Наши уединение нарушили — Марат вышел из ворот конюшни. Появился здесь по делу: забрал мою лошадь у Павлова, повёл внутрь. Пока находился рядом с нами, на меня даже не взглянул. Но я по одному развороту его плеч и гордо поднятой голове понял, что он видел и слышал достаточно. И осуждал, ясное дело.

Настроение резко пошло на убыль, как в живот кулаком прилетело. Хотя чего там переживать. Кто у Павлова в спальне убирается, и так всё поймёт.

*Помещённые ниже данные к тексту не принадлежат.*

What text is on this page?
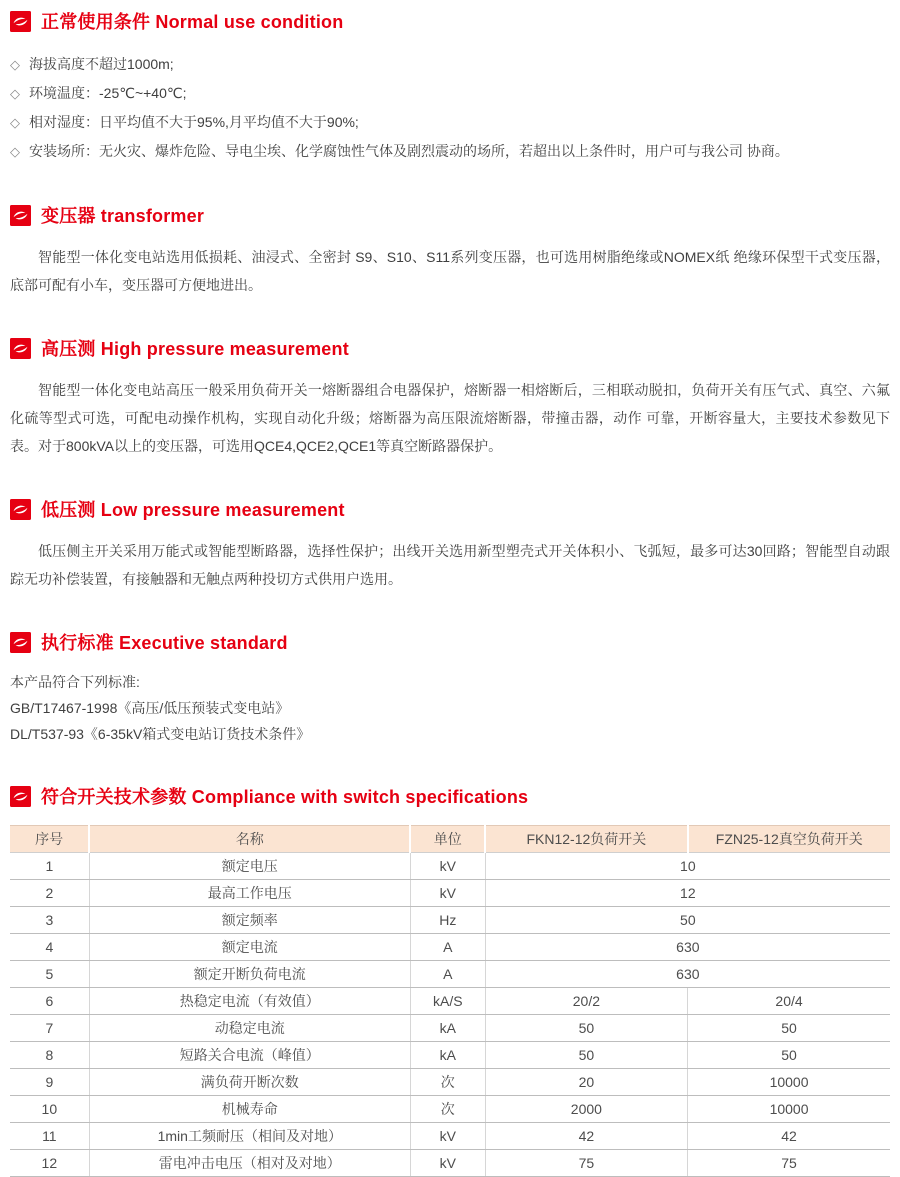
正常使用条件 Normal use condition
◇ 海拔高度不超过1000m;
◇ 环境温度：-25℃~+40℃;
◇ 相对湿度：日平均值不大于95%,月平均值不大于90%;
◇ 安装场所：无火灾、爆炸危险、导电尘埃、化学腐蚀性气体及剧烈震动的场所，若超出以上条件时，用户可与我公司 协商。
变压器 transformer

智能型一体化变电站选用低损耗、油浸式、全密封 S9、S10、S11系列变压器，也可选用树脂绝缘或NOMEX纸 绝缘环保型干式变压器，底部可配有小车，变压器可方便地进出。

高压测 High pressure measurement

智能型一体化变电站高压一般采用负荷开关一熔断器组合电器保护，熔断器一相熔断后，三相联动脱扣，负荷开关有压气式、真空、六氟化硫等型式可选，可配电动操作机构，实现自动化升级；熔断器为高压限流熔断器，带撞击器，动作 可靠，开断容量大，主要技术参数见下表。对于800kVA以上的变压器，可选用QCE4,QCE2,QCE1等真空断路器保护。

低压测 Low pressure measurement

低压侧主开关采用万能式或智能型断路器，选择性保护；出线开关选用新型塑壳式开关体积小、飞弧短，最多可达30回路；智能型自动跟踪无功补偿装置，有接触器和无触点两种投切方式供用户选用。

执行标准 Executive standard
本产品符合下列标准:
GB/T17467-1998《高压/低压预装式变电站》
DL/T537-93《6-35kV箱式变电站订货技术条件》
符合开关技术参数 Compliance with switch specifications
序号	名称	单位	FKN12-12负荷开关	FZN25-12真空负荷开关
1	额定电压	kV	10	
2	最高工作电压	kV	12	
3	额定频率	Hz	50	
4	额定电流	A	630	
5	额定开断负荷电流	A	630	
6	热稳定电流（有效值）	kA/S	20/2	20/4
7	动稳定电流	kA	50	50
8	短路关合电流（峰值）	kA	50	50
9	满负荷开断次数	次	20	10000
10	机械寿命	次	2000	10000
11	1min工频耐压（相间及对地）	kV	42	42
12	雷电冲击电压（相对及对地）	kV	75	75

Да что там — еду на двоих уже приносили, так что все всё давно поняли и обсуждают, если время есть чесать языками.

Теперь будет знать и Марат... Чёрт, а ведь он мне понравился. Я уже губу раскатал познакомиться поближе, наладить контакт. А сейчас он даже не взглянул на меня, словно всего за миг я стал прокажённым.

Я смотрел вслед широкой спине в синей спецовке, когда Павлов коснулся моей руки.

— Успокойся. Я не держу здесь любителей трепать языками. Марат будет молчать.

Вот же человек интересный, даже мысли читает. Хотя это, наверное, сейчас легко сделать. Я не раз слышал, что ни обиды, ни радости мне не скрыть, всё на лице отражается. Тренировался держать покер-фейс, но получалось не очень, в этом деле с гроссмейстером Павловым мне не сравниться. Временами лицо у него будто маска, за которой вообще нет человеческих чувств. Как сейчас — ничего не поймёшь, кроме того, что взгляд потемнел, как затянутое тучами небо перед грозой.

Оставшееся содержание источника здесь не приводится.